Christopher Lee: la personificación elegante del mal
Porque este señor de porte aristocrático, que tanto mieditis nos ha hecho pasar, canta lo que le echen.
Sí, damas y caballeros, tuve la suerte de entrevistarle hace unos años y, aparte de impresionarme por su desmedida altura (figura en el Guiness como el actor protagonista más alto) y por los recuerdos terroríficos que su triste figura hacían reverdecer en mí, el muy elegante me deleitó con unos gorgoritos tan intensos como su mirada, de ésas que no sabes muy bien si te quieren seducir o, directamente, descuartizar.
Ahí precisamente radica la grandeza y el poder de seducción de este actorazo que no sólo se metió bajo la piel de monstruos como Drácula, Frankestein o la Momia, sino que también encarnó a otros personajes igualmente monstruosos como Rasputin, mr. Hyde o Fu Manchu.
La envidia de cualquier adicto al pasaje del terror.
Ahora que la mítica Hammer está saliendo de la tumba con títulos tan aguados como La víctima perfecta o La mujer de negro, uno añora aquellos enfrentamientos letales entre Peter Cushing (el más famoso de los Van Helsing) y el conde vampiro, despiadado y tremendamente sexual que encarnaba Lee, quien no paraba de seducir a virginales damiselas hasta que le perforaban el corazón con una buena estaca.
Y es que sus monstruos no eran zombies atolondrados y vacilantes, para nada.
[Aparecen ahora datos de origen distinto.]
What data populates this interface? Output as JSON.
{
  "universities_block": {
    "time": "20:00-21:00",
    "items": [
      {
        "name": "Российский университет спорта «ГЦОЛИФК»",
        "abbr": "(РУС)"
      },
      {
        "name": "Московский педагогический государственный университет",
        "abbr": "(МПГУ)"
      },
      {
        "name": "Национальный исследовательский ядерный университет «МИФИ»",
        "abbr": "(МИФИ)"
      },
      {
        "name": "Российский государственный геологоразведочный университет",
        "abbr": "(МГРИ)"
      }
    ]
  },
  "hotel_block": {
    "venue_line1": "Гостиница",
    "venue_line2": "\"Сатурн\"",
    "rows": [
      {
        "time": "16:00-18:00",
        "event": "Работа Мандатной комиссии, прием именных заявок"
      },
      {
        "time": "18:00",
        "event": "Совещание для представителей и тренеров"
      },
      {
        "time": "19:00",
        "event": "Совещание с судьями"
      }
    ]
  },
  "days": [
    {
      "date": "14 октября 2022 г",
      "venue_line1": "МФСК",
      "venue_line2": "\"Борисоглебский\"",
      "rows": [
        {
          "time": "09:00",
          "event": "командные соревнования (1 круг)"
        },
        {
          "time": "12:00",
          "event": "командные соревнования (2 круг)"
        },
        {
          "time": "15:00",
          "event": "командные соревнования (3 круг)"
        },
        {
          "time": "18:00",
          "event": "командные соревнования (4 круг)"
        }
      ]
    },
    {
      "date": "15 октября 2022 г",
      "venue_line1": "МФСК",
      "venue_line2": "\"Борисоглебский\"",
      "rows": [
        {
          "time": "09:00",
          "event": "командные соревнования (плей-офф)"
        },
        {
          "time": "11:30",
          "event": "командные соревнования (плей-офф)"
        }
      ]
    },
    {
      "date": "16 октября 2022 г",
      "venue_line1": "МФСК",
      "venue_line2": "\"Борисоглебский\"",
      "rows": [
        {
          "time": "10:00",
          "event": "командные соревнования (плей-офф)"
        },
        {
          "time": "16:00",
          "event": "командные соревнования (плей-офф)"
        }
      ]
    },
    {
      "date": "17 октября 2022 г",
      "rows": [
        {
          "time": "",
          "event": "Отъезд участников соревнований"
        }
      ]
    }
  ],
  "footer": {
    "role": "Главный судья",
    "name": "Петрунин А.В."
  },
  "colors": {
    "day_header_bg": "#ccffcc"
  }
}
Sus creaciones, rematadas con el anguloso y agraciado rostro del actor, eran seres inteligentes, agresivos, valerosos, astutos e implacables. Vamos, lo mejor que te podía pasar era no encontrarte con alguno de ellos en un callejón oscuro, una noche de mucha tormenta y viento.
Pocas presencias más diabólicas han desfilado por la pantalla.
Pero no hay que olvidar que Christopher Lee también rodó cine no -estrictamente- fantástico y de terror, como algún título de la saga Bond, La vida privada de Sherlock Holmes y Los tres mosqueteros (además de intervenir no hace tanto en entregas de Star Wars y El señor de los anillos).
Su favorito es Lord Summerisle, el lider de una secta pagana, en The wicher Man.
De apariencia bonachona, noble y risueña al final de la película descubrimos que éste es peor que todos aquellos monstruos de la Hammer, a los que veías venir desde lejos: porque el más dañino de los lobos es el que se esconde bajo la piel de un cordero.
¡Con cuánto estilo nos ha acojonado siempre Christopher Lee!
Escrito por Lunes 30 enero 2012

Genial que os acordéis de este señor. Es el mejor actor de la historia junto a Kirk Douglas, en mi opinión, claro.